ErroneousBosh•47m ago
It's not prose, it's logorrhea.

It's what people write like when they think that using lots of big words and flowery phrasing makes them sound clever. It makes them sound like stuffy 15-year-olds who have just moved beyond looking up all the rude words in the dictionary.

lelanthran•48m ago
Your proposal does not mean the same thing as the original paragraph.
archonis•47m ago
Style is a thing. Your version is not better.
lanyard-textile•44m ago
The author did not say they felt horror, nor fear, nor misunderstanding.

They winced at repetition and predictability, and they let the reader experience their own emotion that followed.

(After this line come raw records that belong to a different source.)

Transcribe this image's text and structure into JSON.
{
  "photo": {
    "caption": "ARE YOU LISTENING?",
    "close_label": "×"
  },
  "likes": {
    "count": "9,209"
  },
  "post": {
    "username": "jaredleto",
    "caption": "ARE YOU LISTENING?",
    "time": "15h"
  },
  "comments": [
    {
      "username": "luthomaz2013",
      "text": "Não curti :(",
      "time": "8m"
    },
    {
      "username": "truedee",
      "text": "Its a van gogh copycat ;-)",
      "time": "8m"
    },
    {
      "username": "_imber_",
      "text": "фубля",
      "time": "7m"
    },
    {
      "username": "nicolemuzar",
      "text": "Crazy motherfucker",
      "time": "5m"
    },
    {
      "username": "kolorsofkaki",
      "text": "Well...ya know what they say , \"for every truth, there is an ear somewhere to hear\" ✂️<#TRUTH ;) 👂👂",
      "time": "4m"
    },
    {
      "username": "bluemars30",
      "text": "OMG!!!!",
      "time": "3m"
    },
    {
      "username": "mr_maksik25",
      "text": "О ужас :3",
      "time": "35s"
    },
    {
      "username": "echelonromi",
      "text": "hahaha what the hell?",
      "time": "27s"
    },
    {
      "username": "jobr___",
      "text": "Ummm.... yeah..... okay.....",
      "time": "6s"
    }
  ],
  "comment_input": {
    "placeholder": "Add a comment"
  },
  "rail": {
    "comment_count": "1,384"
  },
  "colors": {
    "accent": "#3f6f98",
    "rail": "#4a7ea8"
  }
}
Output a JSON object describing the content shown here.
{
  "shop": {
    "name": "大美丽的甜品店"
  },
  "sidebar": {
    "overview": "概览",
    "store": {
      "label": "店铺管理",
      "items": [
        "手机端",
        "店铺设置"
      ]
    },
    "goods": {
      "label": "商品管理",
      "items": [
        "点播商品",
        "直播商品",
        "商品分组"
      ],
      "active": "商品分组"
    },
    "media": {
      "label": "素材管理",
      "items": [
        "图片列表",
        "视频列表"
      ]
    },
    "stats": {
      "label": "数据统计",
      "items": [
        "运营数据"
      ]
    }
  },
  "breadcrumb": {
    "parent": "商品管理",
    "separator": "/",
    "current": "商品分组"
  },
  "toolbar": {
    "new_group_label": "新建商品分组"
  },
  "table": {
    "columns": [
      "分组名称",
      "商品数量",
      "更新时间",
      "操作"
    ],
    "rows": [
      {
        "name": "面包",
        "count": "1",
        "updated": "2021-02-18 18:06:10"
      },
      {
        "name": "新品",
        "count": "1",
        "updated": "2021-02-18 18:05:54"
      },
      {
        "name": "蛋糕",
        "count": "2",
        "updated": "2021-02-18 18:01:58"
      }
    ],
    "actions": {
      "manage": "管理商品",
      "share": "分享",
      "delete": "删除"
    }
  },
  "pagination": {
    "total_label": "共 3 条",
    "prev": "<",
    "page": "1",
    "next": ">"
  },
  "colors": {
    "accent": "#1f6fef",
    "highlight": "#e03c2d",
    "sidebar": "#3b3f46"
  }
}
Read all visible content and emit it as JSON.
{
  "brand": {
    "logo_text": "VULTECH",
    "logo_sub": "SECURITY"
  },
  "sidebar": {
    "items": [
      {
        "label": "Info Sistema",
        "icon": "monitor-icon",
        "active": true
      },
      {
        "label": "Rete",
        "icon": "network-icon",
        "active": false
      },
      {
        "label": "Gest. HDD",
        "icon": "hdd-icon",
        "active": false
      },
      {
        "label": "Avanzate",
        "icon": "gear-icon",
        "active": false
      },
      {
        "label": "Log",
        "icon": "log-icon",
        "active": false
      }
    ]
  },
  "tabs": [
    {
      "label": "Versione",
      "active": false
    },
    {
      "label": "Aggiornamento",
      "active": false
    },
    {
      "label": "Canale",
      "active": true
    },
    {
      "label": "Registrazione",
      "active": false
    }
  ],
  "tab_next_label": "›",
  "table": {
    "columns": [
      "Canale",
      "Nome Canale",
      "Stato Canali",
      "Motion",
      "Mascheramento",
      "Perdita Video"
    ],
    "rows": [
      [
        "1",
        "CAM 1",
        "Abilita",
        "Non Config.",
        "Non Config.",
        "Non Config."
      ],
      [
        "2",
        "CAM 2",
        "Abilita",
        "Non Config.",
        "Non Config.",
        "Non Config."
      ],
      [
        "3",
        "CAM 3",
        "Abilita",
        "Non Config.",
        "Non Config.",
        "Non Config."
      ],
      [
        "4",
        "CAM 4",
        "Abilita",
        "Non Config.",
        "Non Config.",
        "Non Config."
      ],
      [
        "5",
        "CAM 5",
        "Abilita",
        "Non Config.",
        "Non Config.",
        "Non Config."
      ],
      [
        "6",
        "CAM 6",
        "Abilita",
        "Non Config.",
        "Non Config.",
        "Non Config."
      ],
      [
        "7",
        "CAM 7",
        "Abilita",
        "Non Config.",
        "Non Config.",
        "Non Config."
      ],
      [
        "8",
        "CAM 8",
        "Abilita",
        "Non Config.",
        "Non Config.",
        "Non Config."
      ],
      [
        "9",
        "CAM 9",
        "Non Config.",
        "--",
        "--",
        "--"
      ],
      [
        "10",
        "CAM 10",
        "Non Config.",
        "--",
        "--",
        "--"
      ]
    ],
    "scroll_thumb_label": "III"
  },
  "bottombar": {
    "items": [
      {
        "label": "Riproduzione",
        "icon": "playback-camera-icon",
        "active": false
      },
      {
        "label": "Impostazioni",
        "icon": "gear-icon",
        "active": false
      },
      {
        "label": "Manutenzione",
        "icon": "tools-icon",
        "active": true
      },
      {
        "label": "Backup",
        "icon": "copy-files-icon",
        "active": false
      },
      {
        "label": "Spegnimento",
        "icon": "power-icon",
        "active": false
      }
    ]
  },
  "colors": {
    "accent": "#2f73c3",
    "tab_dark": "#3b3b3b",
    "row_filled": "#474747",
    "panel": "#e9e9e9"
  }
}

As well intentioned as it is, these kind of edits subvert the author's intent -- and in this case, also erases evidence of a culture that uses apostrophes for quoting.

neutronicus•43m ago
I disagree, I thought it was well-written.

Its' greater sin in my view was attempting to present simple pedantry as politically relevant. The literary criticism I found enjoyable, convincing, and devoid of actionable political insight.

•
1h ago
But the incompetent far outnumbers the competent and they've been seeing AI and datacentres as symbols of the forces that are harming their ability to feed their families. An easy way out of this is universal basic income and universal mortgage/rent freezes now.
elric•45m ago
> An easy way out of this is universal basic income and universal mortgage/rent freezes now.

Of all the unlikely things to happen, these seem like the most unlikely. There's a bigger chance of a violent mob blowing up every datacentre on the planet than there is of UBI being implemented within the next century.

throfktjj•59m ago
We need broad antifa action????(++_
nick__m•42m ago
I predict that they will be as effective as Extinction Rebellion : lot's of noise, some protesters arrested and no results.
dist-epoch•35m ago
Extinction Rebellion did not have popular support, in fact they were very annoying to the general public, by blocking roads and trains.

Nobody will shed a tear for a blocked data center.